8.4. Limitations and Future Work
A set of well-written principles is often not enough to robustly steer an LLM’s outputs. As more principles are written, an LLM might “forget” to apply older principles (Zamfirescu-Pereira et al., 2023a). This work focuses on helping participants convert their intuitive feedback into clear principles, and we illustrate that the principle-elicitation features help with that process. However, in line with the original Constitutional AI workflow (Bai et al., 2022), future work can focus on using these principles to generate a fine-tuning dataset, so that the model robustly follows them.

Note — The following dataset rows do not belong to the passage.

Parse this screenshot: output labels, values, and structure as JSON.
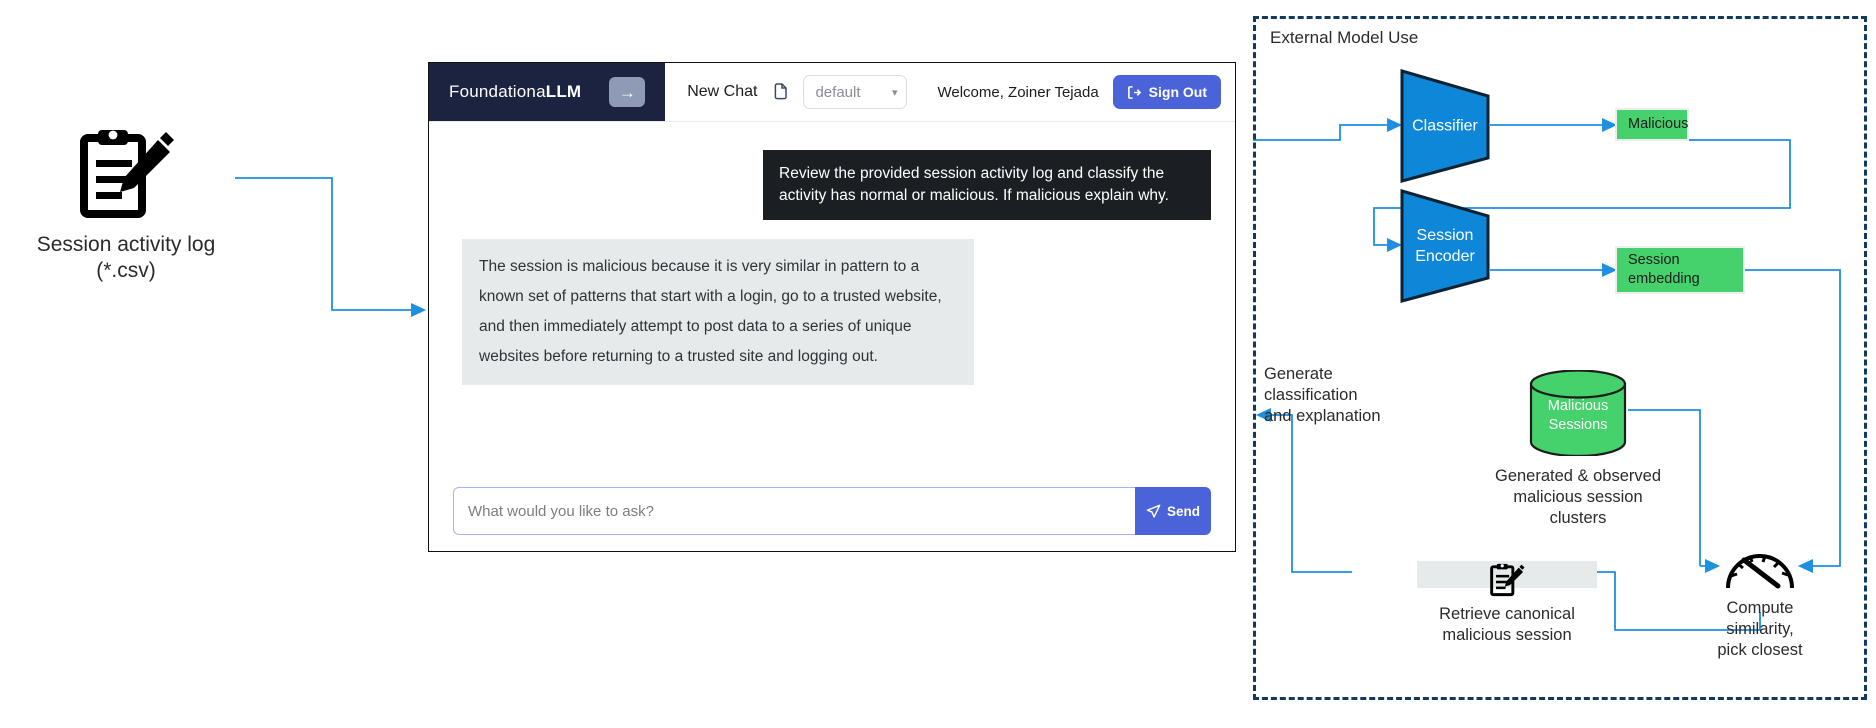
{
  "source_node": {
    "icon": "clipboard-pencil-icon",
    "label_line1": "Session activity log",
    "label_line2": "(*.csv)"
  },
  "app": {
    "brand_prefix": "Foundationa",
    "brand_suffix": "LLM",
    "brand_toggle_icon": "arrow-right-icon",
    "new_chat_label": "New Chat",
    "copy_icon": "copy-icon",
    "agent_select_value": "default",
    "agent_select_chevron": "chevron-down-icon",
    "welcome_label": "Welcome, Zoiner Tejada",
    "sign_out_label": "Sign Out",
    "sign_out_icon": "sign-out-icon",
    "user_message": "Review the provided session activity log and classify the activity has normal or malicious. If malicious explain why.",
    "assistant_message": "The session is malicious because it is very similar in pattern to a known set of patterns that start with a login, go to a trusted website, and then immediately attempt to post data to a series of unique websites before returning to a trusted site and logging out.",
    "input_placeholder": "What would you like to ask?",
    "input_value": "",
    "send_label": "Send",
    "send_icon": "paper-plane-icon"
  },
  "external_panel": {
    "title": "External Model Use",
    "classifier_label": "Classifier",
    "malicious_label": "Malicious",
    "session_encoder_label_line1": "Session",
    "session_encoder_label_line2": "Encoder",
    "session_embedding_label_line1": "Session",
    "session_embedding_label_line2": "embedding",
    "cylinder_label_line1": "Malicious",
    "cylinder_label_line2": "Sessions",
    "cylinder_caption_line1": "Generated & observed",
    "cylinder_caption_line2": "malicious session",
    "cylinder_caption_line3": "clusters",
    "retrieve_caption_line1": "Retrieve canonical",
    "retrieve_caption_line2": "malicious session",
    "retrieve_icon": "clipboard-pencil-icon",
    "gauge_icon": "gauge-icon",
    "compute_caption_line1": "Compute",
    "compute_caption_line2": "similarity,",
    "compute_caption_line3": "pick closest",
    "generate_caption_line1": "Generate",
    "generate_caption_line2": "classification",
    "generate_caption_line3": "and explanation"
  },
  "colors": {
    "brand_navy": "#1b2340",
    "accent_blue": "#4a63d8",
    "flow_blue": "#1f8fe0",
    "node_blue": "#0f87d8",
    "node_green": "#45d26c",
    "panel_border": "#123a5e",
    "bubble_dark": "#1b1f24",
    "bubble_light": "#e7eaea"
  }
}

Next, while we selected chatbots for two very common use cases for the study (vacation and food), participants might not have been very knowledgeable or opinionated in these areas. Future work can explore how these principle-elicitation features help users when writing principles for chatbot use cases that they are experts in. That being said, it was necessary to choose two chatbot use cases for the study to enable a fair comparison across the two conditions.
9. Conclusion
This paper presents ConstitutionMaker, a tool for interactively refining LLM outputs by converting users’ intuitive feedback into principles. ConstitutionMaker’s design is informed by a formative study, where we also collected and classified the types of principles users wanted to write. ConstitutionMaker incorporates three principle-elicitation features: kudos, critique, and rewrite. In a user study with 14 industry professionals, participants felt that ConstitutionMaker helped them (1) write principles that effectively guided the chatbot, (2) convert their feedback into principles more easily, and (3) write principles more efficiently, with (4) less mental demand than the baseline. This was due to ConstitutionMaker supporting their thought processes, including helping them to: identify ways to improve the bot’s responses, convert their intuition into verbal feedback, and phrase their feedback as specific principles. There are many avenues of future work, including supporting users in iterating on and clarifying their principles, organizing larger sets of principles and supporting multiple writers, and helping users test chatbots across multiple user journeys. Together, these findings inform future tools that support interactively customizing LLM outputs.